Fies voiced similar criticisms about where the media stands today. He blasted New York elites for their confusion regarding Trump’s support, and also called out the media for not caring about issues that matter to voters.
“I mean the people in New York go and hangs out – I mean people in New York are constantly, I think, fascinated by; how can people like Donald Trump? How can people understand – you know, well f**k! Cross the Hudson now and then, and come out and spend some time, and you’ll hear why! You know? And I still think that we, we still don’t understand voters. right?,” the Chicago-based producer said.
“So, you know, real people, you know, talk about practical issues, when they’re thinking about a candidate; ‘I want to go back to the workforce,’ or ‘I can’t afford childcare’ or ‘I need medical care for whatever.’ Those things aren’t TV-friendly. We want to focus on impeachment, we want to focus on the big sh*t going on, but the things that help people make up their minds are little sh*t,” he said.
At another point in the conversation with a Project Veritas journalist, Wright pulled another ABC News employee, Drew, into the discussion and asked him: “Would you say we feel guilty about picking up Trump and pumping up–how we cover this stuff and giving Bernie a free pass?”
“Who do you feel we give Bernie a free pass?” Drew replied.
“He’s saying there was a lot of hemming and hawing last time around, that there was a lot of soul-searching in 2016 of like, how did we fuck this up?” said Wright.
The Project Veritas journalist pressed Wright on Sanders.
Q: “Well, what I mean is anything being done differently – well frankly we put it right with diagnosing the problem on the Democratic side. I mean do you see what I mean about Bernie?”
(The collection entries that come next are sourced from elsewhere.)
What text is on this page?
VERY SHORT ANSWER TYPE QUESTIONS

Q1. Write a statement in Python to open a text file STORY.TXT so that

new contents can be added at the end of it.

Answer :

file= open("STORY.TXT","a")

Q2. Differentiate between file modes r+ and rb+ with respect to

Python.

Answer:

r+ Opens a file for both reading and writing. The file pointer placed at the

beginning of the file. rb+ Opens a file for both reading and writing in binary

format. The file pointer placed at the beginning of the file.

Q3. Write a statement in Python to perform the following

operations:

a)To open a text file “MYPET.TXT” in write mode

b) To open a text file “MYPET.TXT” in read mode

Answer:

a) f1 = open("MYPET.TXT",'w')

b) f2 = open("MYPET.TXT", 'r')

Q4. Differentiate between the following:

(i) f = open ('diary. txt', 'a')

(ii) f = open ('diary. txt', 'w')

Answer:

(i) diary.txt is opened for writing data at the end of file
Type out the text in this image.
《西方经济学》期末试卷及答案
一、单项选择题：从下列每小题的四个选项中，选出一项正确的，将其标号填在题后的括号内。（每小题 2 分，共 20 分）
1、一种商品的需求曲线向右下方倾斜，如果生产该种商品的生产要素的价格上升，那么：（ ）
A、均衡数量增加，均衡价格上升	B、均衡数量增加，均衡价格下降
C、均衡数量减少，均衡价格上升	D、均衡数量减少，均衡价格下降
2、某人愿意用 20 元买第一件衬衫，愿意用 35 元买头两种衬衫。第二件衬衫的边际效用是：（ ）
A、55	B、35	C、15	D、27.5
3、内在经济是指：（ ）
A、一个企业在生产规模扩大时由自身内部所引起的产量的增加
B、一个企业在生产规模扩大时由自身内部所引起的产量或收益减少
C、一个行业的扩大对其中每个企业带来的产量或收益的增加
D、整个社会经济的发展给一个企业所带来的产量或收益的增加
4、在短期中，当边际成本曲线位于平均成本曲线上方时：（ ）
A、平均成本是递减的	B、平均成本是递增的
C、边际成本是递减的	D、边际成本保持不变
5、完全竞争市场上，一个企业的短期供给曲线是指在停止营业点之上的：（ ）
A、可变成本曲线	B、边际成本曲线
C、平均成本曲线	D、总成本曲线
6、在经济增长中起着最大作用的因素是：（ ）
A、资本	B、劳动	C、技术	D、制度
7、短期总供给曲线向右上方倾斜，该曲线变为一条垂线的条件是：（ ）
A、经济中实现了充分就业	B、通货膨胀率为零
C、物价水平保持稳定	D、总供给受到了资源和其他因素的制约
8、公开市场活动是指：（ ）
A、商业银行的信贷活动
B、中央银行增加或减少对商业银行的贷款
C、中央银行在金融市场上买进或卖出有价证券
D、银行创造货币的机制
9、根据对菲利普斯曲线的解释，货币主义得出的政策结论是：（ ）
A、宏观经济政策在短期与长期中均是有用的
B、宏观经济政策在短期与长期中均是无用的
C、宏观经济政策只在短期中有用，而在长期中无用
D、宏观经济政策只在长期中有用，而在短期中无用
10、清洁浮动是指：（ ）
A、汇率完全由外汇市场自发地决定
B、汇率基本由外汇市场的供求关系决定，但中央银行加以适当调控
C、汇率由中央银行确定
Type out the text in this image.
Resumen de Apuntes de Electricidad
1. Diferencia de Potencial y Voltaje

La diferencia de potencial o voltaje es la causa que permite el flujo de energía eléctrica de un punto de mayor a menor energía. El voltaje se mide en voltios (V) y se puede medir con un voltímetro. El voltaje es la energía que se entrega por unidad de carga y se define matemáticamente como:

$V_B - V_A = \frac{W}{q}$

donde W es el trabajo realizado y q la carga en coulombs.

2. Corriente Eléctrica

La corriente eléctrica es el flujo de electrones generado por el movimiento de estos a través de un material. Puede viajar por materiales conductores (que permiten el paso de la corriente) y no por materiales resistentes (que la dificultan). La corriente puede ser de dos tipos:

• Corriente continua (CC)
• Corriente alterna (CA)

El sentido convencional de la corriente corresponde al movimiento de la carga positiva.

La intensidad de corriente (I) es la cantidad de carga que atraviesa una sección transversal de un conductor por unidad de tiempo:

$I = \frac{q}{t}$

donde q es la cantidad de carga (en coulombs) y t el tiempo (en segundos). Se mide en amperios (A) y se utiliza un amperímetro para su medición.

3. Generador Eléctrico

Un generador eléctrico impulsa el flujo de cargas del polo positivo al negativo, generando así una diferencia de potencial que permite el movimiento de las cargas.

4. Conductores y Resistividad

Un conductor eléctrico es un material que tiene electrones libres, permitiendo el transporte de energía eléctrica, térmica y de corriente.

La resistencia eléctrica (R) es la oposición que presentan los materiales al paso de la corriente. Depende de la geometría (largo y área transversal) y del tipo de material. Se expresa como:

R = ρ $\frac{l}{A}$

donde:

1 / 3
Wright: “Yeah, I think, you now, Bernie is very old and I think he doesn’t want to admit that. Bernie is also I think he- like he believes in the movement that he started. And, he did really, he was John the Baptist; you know but he doesn’t need to be a messiah.”
He went on to say that he puts his hope on Sen. Elizabeth Warren (D.-Mass.) to be the practical choice for president. “Setting aside my professional dispassion, I worry that if he’s [Sanders] elected, he’s not going to get anything done. Because he hasn’t gotten anything done. Where I do think Warren taking those same issues could get something done.”
Sanders won the New Hampshire Primary with 26 percent of the Democratic ballots cast with Warren finishing fourth with 9 percent.